Will we see more Foreclosures? Will we see more Short Sales? Will we see more Unemployment? Sadly, the answer to all these questions is yes. Most likely all of these events will once again push home prices down further. Here’s another question: will interest rates go up? Most analysts say yes; they will go up in 2010.
It’s clear that people are in the market now making purchases. They are taking advantage of the low – very low interest rates and the newly rewritten and extended first time home buyer tax credit. Many are using this new opportunity to trade up to the home of their dreams. But does this mean the market is recovering or do we have further to travel before we bottom out? I just don’t know.
Here's what HomeGain.com, a web marketing company that tracks the real estate market, has discovered in a recent survey.
62% of home BUYERS think homes on the market are overpriced.

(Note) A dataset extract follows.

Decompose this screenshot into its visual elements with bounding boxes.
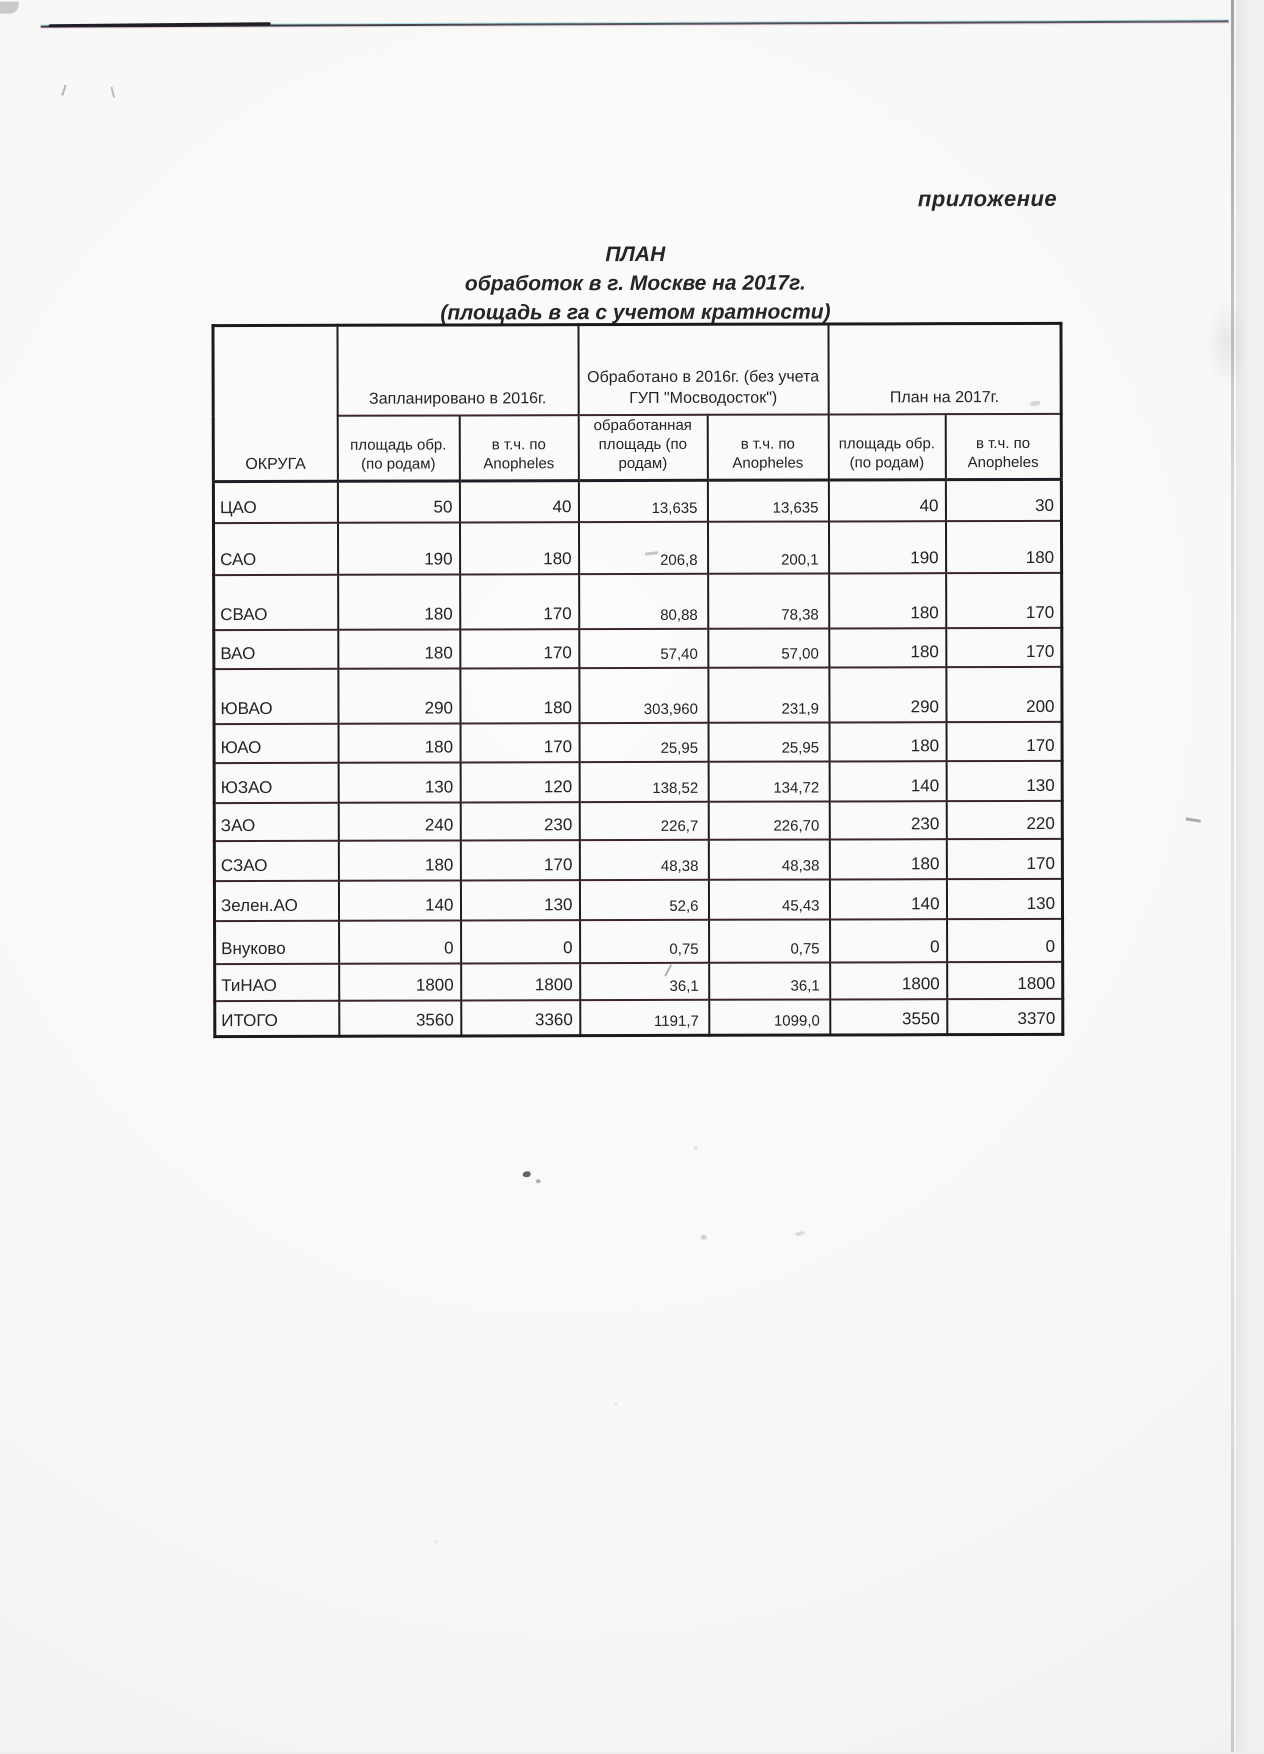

76% of home OWNERS think their homes are worth more than their real estate agent recommends.
41% of home OWNERS think their homes’ listing price should be 10%-20% higher than their real estate agent recommends.
24% of real estate agents think home prices will go up in the next 6 months.

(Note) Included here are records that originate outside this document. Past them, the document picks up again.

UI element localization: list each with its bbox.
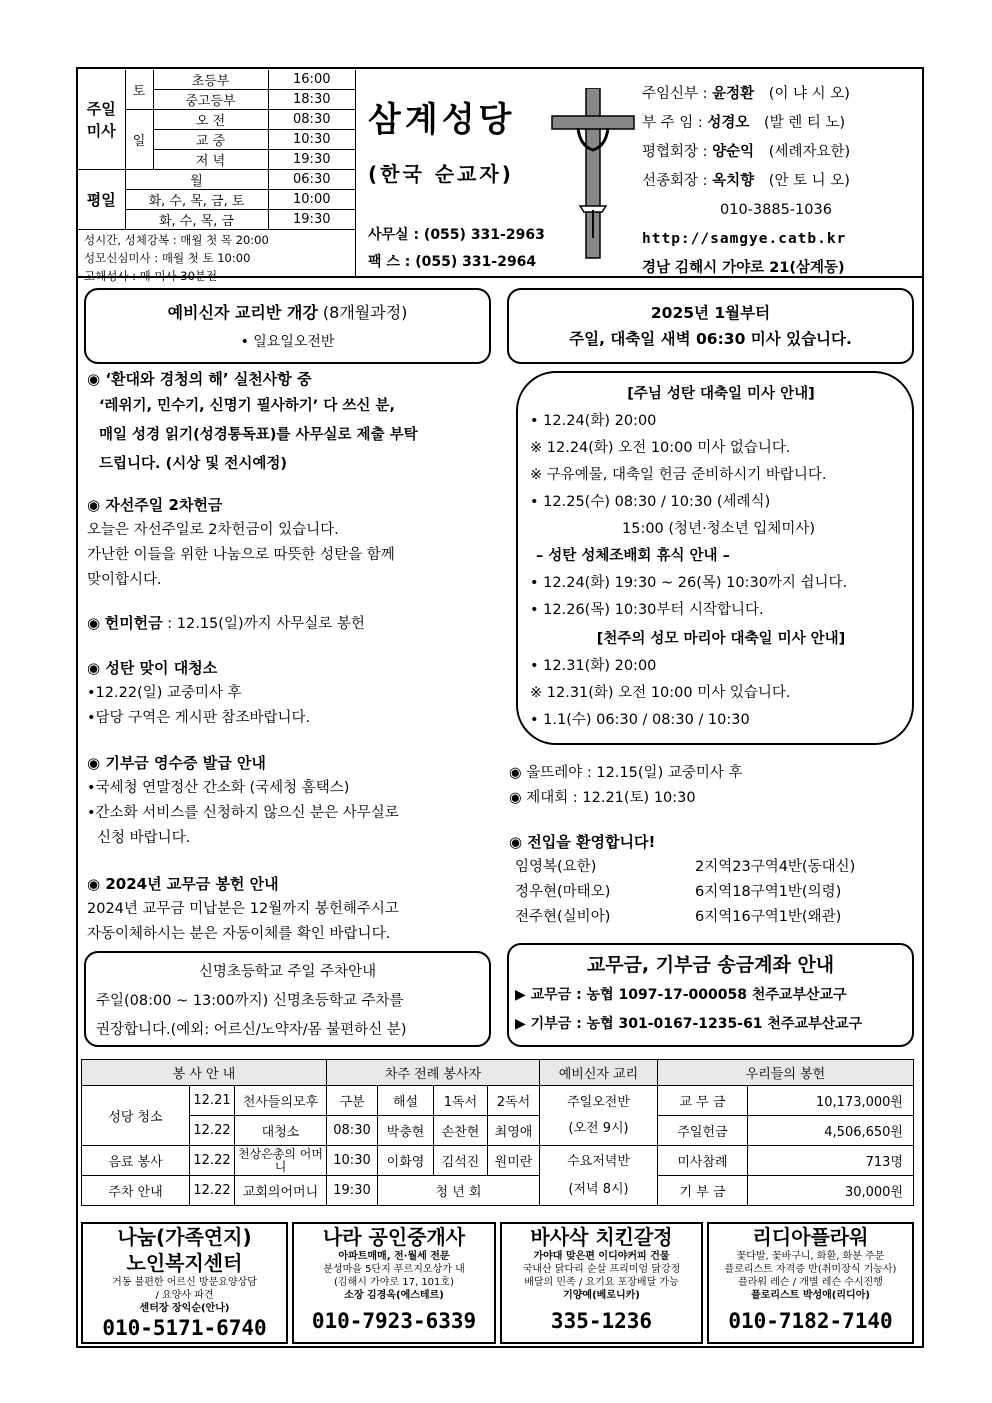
mass-time: 10:00 <box>268 190 355 210</box>
catechumen-box <box>84 288 491 364</box>
christmas-line: • 12.24(화) 20:00 <box>530 413 657 429</box>
offer-value: 713명 <box>748 1146 914 1176</box>
cell: 1독서 <box>434 1086 488 1116</box>
address: 경남 김해시 가야로 21(삼계동) <box>642 260 845 276</box>
cell: 청 년 회 <box>378 1176 540 1206</box>
staff-row: 선종회장 : 옥치향 (안 토 니 오) <box>642 173 850 189</box>
mass-time: 10:30 <box>268 130 355 150</box>
drink-label: 음료 봉사 <box>82 1146 190 1176</box>
cell: 구분 <box>327 1086 378 1116</box>
christmas-line: ※ 12.24(화) 오전 10:00 미사 없습니다. <box>530 440 791 456</box>
cell: 박충현 <box>378 1116 434 1146</box>
mass-time: 08:30 <box>268 110 355 130</box>
class1-cell: 주일오전반 (오전 9시) <box>540 1086 658 1146</box>
cell: 해설 <box>378 1086 434 1116</box>
office-phone: 사무실 : (055) 331-2963 <box>368 227 545 243</box>
mass-time: 06:30 <box>268 170 355 190</box>
christmas-line: 15:00 (청년·청소년 입체미사) <box>622 521 815 537</box>
mary-line: ※ 12.31(화) 오전 10:00 미사 있습니다. <box>530 685 791 701</box>
adoration-line: • 12.24(화) 19:30 ~ 26(목) 10:30까지 쉽니다. <box>530 575 848 591</box>
account-row: ▶ 기부금 : 농협 301-0167-1235-61 천주교부산교구 <box>515 1016 863 1032</box>
notice-christmas-cleaning: ◉ 성탄 맞이 대청소 •12.22(일) 교중미사 후 •담당 구역은 게시판 참조바랍니다. <box>87 659 311 726</box>
mass-name: 중고등부 <box>153 90 268 110</box>
christmas-line: ※ 구유예물, 대축일 헌금 준비하시기 바랍니다. <box>530 467 827 483</box>
notice-charity-collection: ◉ 자선주일 2차헌금 오늘은 자선주일로 2차헌금이 있습니다. 가난한 이들을 위한 나눔으로 따뜻한 성탄을 함께 맞이합시다. <box>87 496 395 588</box>
cell: 19:30 <box>327 1176 378 1206</box>
notice-year-practice: ◉ ‘환대와 경청의 해’ 실천사항 중 ‘레위기, 민수기, 신명기 필사하기’ 다 쓰신 분, 매일 성경 읽기(성경통독표)를 사무실로 제출 부탁 드립니다. (시상 및 전시예정) <box>87 370 418 472</box>
ultreya-notice: ◉ 울뜨레야 : 12.15(일) 교중미사 후 <box>509 765 743 781</box>
offer-value: 10,173,000원 <box>748 1086 914 1116</box>
account-row: ▶ 교무금 : 농협 1097-17-000058 천주교부산교구 <box>515 987 847 1003</box>
header-offering: 우리들의 봉헌 <box>658 1060 914 1086</box>
offer-key: 미사참례 <box>658 1146 748 1176</box>
catechumen-duration: (8개월과정) <box>322 303 408 322</box>
mary-line: • 12.31(화) 20:00 <box>530 658 657 674</box>
adoration-line: • 12.26(목) 10:30부터 시작합니다. <box>530 602 764 618</box>
staff-phone: 010-3885-1036 <box>720 202 832 218</box>
parish-subtitle: (한국 순교자) <box>368 162 514 186</box>
mass-time: 19:30 <box>268 210 355 230</box>
group-cell: 교회의어머니 <box>235 1176 327 1206</box>
welcome-row: 정우현(마태오) 6지역18구역1반(의령) <box>515 884 842 900</box>
cell: 손찬현 <box>434 1116 488 1146</box>
weekday-mass-label: 평일 <box>78 170 125 230</box>
cell: 2독서 <box>488 1086 540 1116</box>
parish-name: 삼계성당 <box>368 100 516 140</box>
cell: 10:30 <box>327 1146 378 1176</box>
mass-name: 화, 수, 목, 금 <box>125 210 268 230</box>
catechumen-title: 예비신자 교리반 개강 <box>167 303 318 322</box>
cell: 최영애 <box>488 1116 540 1146</box>
account-box <box>507 943 914 1047</box>
fax-number: 팩 스 : (055) 331-2964 <box>368 254 537 270</box>
notice-donation-receipt: ◉ 기부금 영수증 발급 안내 •국세청 연말정산 간소화 (국세청 홈택스) •간소화 서비스를 신청하지 않으신 분은 사무실로 신청 바랍니다. <box>87 754 399 846</box>
mass-schedule-table <box>78 70 355 286</box>
parking-label: 주차 안내 <box>82 1176 190 1206</box>
mass-name: 저 녁 <box>153 150 268 170</box>
header-service: 봉 사 안 내 <box>82 1060 327 1086</box>
christmas-mass-box <box>516 371 914 745</box>
website-link[interactable]: http://samgye.catb.kr <box>642 231 847 247</box>
mass-name: 오 전 <box>153 110 268 130</box>
class2-cell: 수요저녁반 (저녁 8시) <box>540 1146 658 1206</box>
mass-name: 교 중 <box>153 130 268 150</box>
account-title: 교무금, 기부금 송금계좌 안내 <box>586 954 835 976</box>
cleaning-label: 성당 청소 <box>82 1086 190 1146</box>
notice-rice-offering: ◉ 헌미헌금 : 12.15(일)까지 사무실로 봉헌 <box>87 614 365 632</box>
offer-value: 4,506,650원 <box>748 1116 914 1146</box>
ad-lydia: 리디아플라워 꽃다발, 꽃바구니, 화환, 화분 주문 플로리스트 자격증 반(취미장식 기능사) 플라워 레슨 / 개별 레슨 수시진행 플로리스트 박성애(리디아) 010-7182-7140 <box>707 1222 914 1344</box>
notice-church-dues: ◉ 2024년 교무금 봉헌 안내 2024년 교무금 미납분은 12월까지 봉헌해주시고 자동이체하시는 분은 자동이체를 확인 바랍니다. <box>87 875 399 942</box>
offer-key: 기 부 금 <box>658 1176 748 1206</box>
date-cell: 12.22 <box>190 1116 235 1146</box>
header-catechumen: 예비신자 교리 <box>540 1060 658 1086</box>
cell: 김석진 <box>434 1146 488 1176</box>
date-cell: 12.22 <box>190 1146 235 1176</box>
parking-line: 주일(08:00 ~ 13:00까지) 신명초등학교 주차를 <box>96 993 404 1009</box>
cross-logo-icon <box>550 88 636 260</box>
day-sat: 토 <box>125 70 153 110</box>
parking-title: 신명초등학교 주일 주차안내 <box>198 964 377 980</box>
offer-key: 교 무 금 <box>658 1086 748 1116</box>
january-line2: 주일, 대축일 새벽 06:30 미사 있습니다. <box>569 330 852 348</box>
january-notice-box <box>507 288 914 364</box>
mass-time: 16:00 <box>268 70 355 90</box>
date-cell: 12.22 <box>190 1176 235 1206</box>
mary-title: [천주의 성모 마리아 대축일 미사 안내] <box>596 631 846 647</box>
cell: 이화영 <box>378 1146 434 1176</box>
ad-nanum: 나눔(가족연지) 노인복지센터 거동 불편한 어르신 방문요양상담 / 요양사 파견 센터장 장익순(안나) 010-5171-6740 <box>81 1222 288 1344</box>
mass-name: 월 <box>125 170 268 190</box>
staff-row: 부 주 임 : 성경오 (발 렌 티 노) <box>642 115 846 131</box>
altar-society-notice: ◉ 제대회 : 12.21(토) 10:30 <box>509 790 696 806</box>
group-cell: 천상은총의 어머니 <box>235 1146 327 1176</box>
welcome-section <box>509 830 855 930</box>
mass-name: 초등부 <box>153 70 268 90</box>
welcome-row: 임영복(요한) 2지역23구역4반(동대신) <box>515 859 856 875</box>
mass-time: 19:30 <box>268 150 355 170</box>
ad-nara: 나라 공인중개사 아파트매매, 전·월세 전문 분성마을 5단지 푸르지오상가 내 (김해시 가야로 17, 101호) 소장 김경옥(에스테르) 010-7923-6339 <box>292 1222 496 1344</box>
group-cell: 대청소 <box>235 1116 327 1146</box>
offer-value: 30,000원 <box>748 1176 914 1206</box>
staff-row: 주임신부 : 윤정환 (이 냐 시 오) <box>642 86 850 102</box>
header-liturgy: 차주 전례 봉사자 <box>327 1060 540 1086</box>
christmas-title: [주님 성탄 대축일 미사 안내] <box>627 386 815 402</box>
welcome-title: ◉ 전입을 환영합니다! <box>509 833 656 851</box>
mass-name: 화, 수, 목, 금, 토 <box>125 190 268 210</box>
welcome-row: 전주현(실비아) 6지역16구역1반(왜관) <box>515 909 842 925</box>
mass-note: 성모신심미사 : 매월 첫 토 10:00 <box>84 250 251 265</box>
date-cell: 12.21 <box>190 1086 235 1116</box>
staff-list <box>642 80 850 283</box>
sunday-mass-label: 주일 미사 <box>78 70 125 170</box>
mass-note: 성시간, 성체강복 : 매월 첫 목 20:00 <box>84 232 269 247</box>
service-table <box>81 1059 914 1206</box>
day-sun: 일 <box>125 110 153 170</box>
group-cell: 천사들의모후 <box>235 1086 327 1116</box>
ad-basasak: 바사삭 치킨갈정 가야대 맞은편 이디야커피 건물 국내산 닭다리 순살 프리미엄 닭강정 배달의 민족 / 요기요 포장배달 가능 기양예(베로니카) 335-1236 <box>500 1222 703 1344</box>
staff-row: 평협회장 : 양순익 (세례자요한) <box>642 144 851 160</box>
offer-key: 주일헌금 <box>658 1116 748 1146</box>
cell: 원미란 <box>488 1146 540 1176</box>
january-line1: 2025년 1월부터 <box>650 304 771 322</box>
cell: 08:30 <box>327 1116 378 1146</box>
catechumen-class: • 일요일오전반 <box>240 334 335 350</box>
parking-box <box>84 951 491 1047</box>
parking-line: 권장합니다.(예외: 어르신/노약자/몸 불편하신 분) <box>96 1022 407 1038</box>
mary-line: • 1.1(수) 06:30 / 08:30 / 10:30 <box>530 712 750 728</box>
right-notices <box>509 761 742 811</box>
mass-time: 18:30 <box>268 90 355 110</box>
christmas-line: • 12.25(수) 08:30 / 10:30 (세례식) <box>530 494 771 510</box>
adoration-title: – 성탄 성체조배회 휴식 안내 – <box>536 548 730 564</box>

48% of real estate agents think home prices will remain flat in the next 6 months.
Note: NAR says 2mm people benefited from the first go-around of the tax credit. During this extension period of the Home Buyer Tax Credit, home owners who have been in their homes for 5 years can realize a tax credit deduction of up to $6,500 expansion, but they have to act soon.
Click here to read more > http://www.marealtor.com/content/Homebuyer_Tax_Credit.htm
What I do know is, as long as you have job stability, the monthly payments of your loan are affordable and not a stretch or based upon any projected rental income, and you are buying the home of your dreams that will make you happy for the long term, this is the time to buy. As I have said before, up or down, in ten years $10,000 to $20,000 will not matter, but don’t buy something just because the prices are attractive now – at least not on Martha’s Vineyard.
There are a number of properties on the market right now that appear to be very attractive buys. However, many of them are using an “As Is” caveat. That is because the seller usually does not have the funds to make any repairs that could possibly be discovered during a Structural Home Inspection. He is telling you the Buyer up front that no matter what the problem is; it is your problem. Your home inspector or your real estate agent may try to minimize the costs of the required repairs, but let me assure you nothing is inexpensive here on Martha’s Vineyard. Don’t romance yourself into false assumptions; have your buyer agent get you the facts. I do that for all my clients because I hate surprises.
So as this year skids to a close, let’s keep our eye on the prize, have a clear vision of what is important and move forward with intelligent thinking.